WASHINGTON, D.C. — Today, Sens. Angus King (I-Maine), Amy Klobuchar (D-Minn.) and Dick Durbin (D-Ill.) released a “discussion draft” of the Electoral Count Modernization Act, the highly-anticipated legislation to update the Electoral Count Act of 1887 (ECA). The ECA was devised in the decade following the disputed 1876 presidential election between Rutherford Hayes and Samuel Tilden. The archaic law, which outlines Congress’ procedures for election certification, has received renewed attention after the unprecedented Republican objection to election results on Jan. 6, 2021.
“We recognize that updating the Electoral Count Act is not a substitute for confronting the wider crises facing our democracy,” wrote the senators, noting the concern of many activist groups. Nonetheless, the Electoral Count Modernization Act would provide a much-needed update to the 1887 law. The draft plan released would:
- Change the date for the meeting of electors (moving it later in December to give states more time to complete recounts and litigation, if necessary).

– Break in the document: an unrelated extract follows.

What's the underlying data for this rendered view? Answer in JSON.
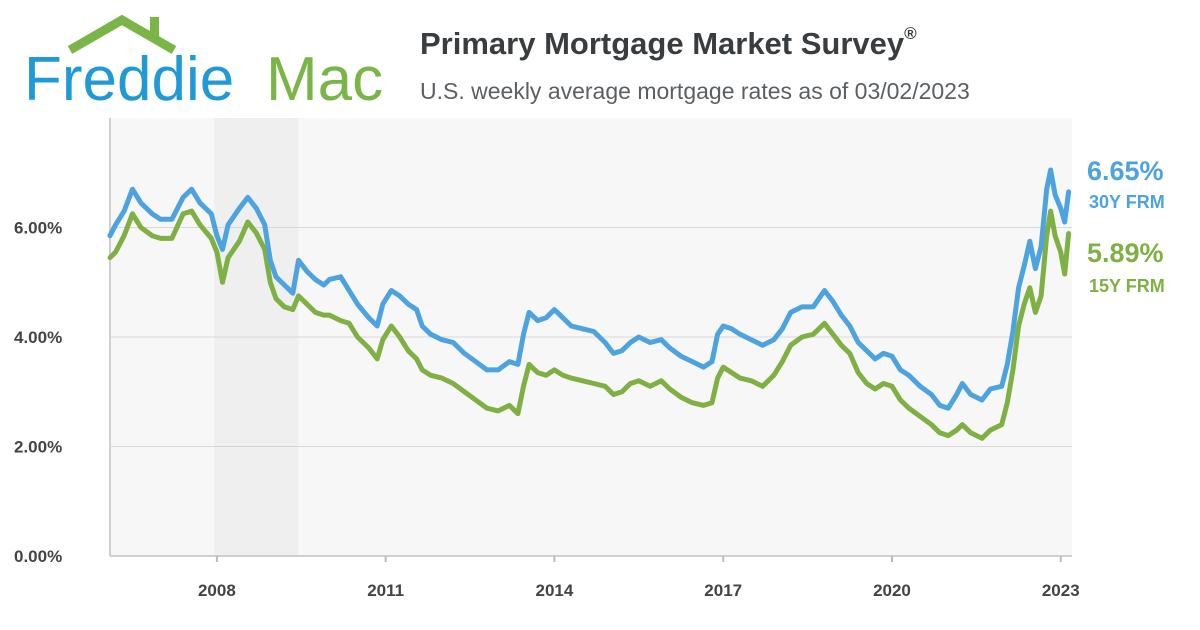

- Clarify the role of the vice president when presiding over the joint session to count electoral votes in Congress, specifying that the vice president does not have the power to reject electors or resolve disputes.
- Outline a limited number of legitimate grounds for which members of Congress may object to electors.
- Raise the threshold for Congress to consider objections from “at least one Senator and and one Member of the House of Representatives” to one-third of each chamber.
- Raise the threshold to sustain that objection and more.
“Taken together, the proposed legislation would confront electoral subversion at both the state and federal levels by helping ensure that partisan politicians cannot substitute their own preferences for the judgment of the American people in presidential elections,” said the trio of senators.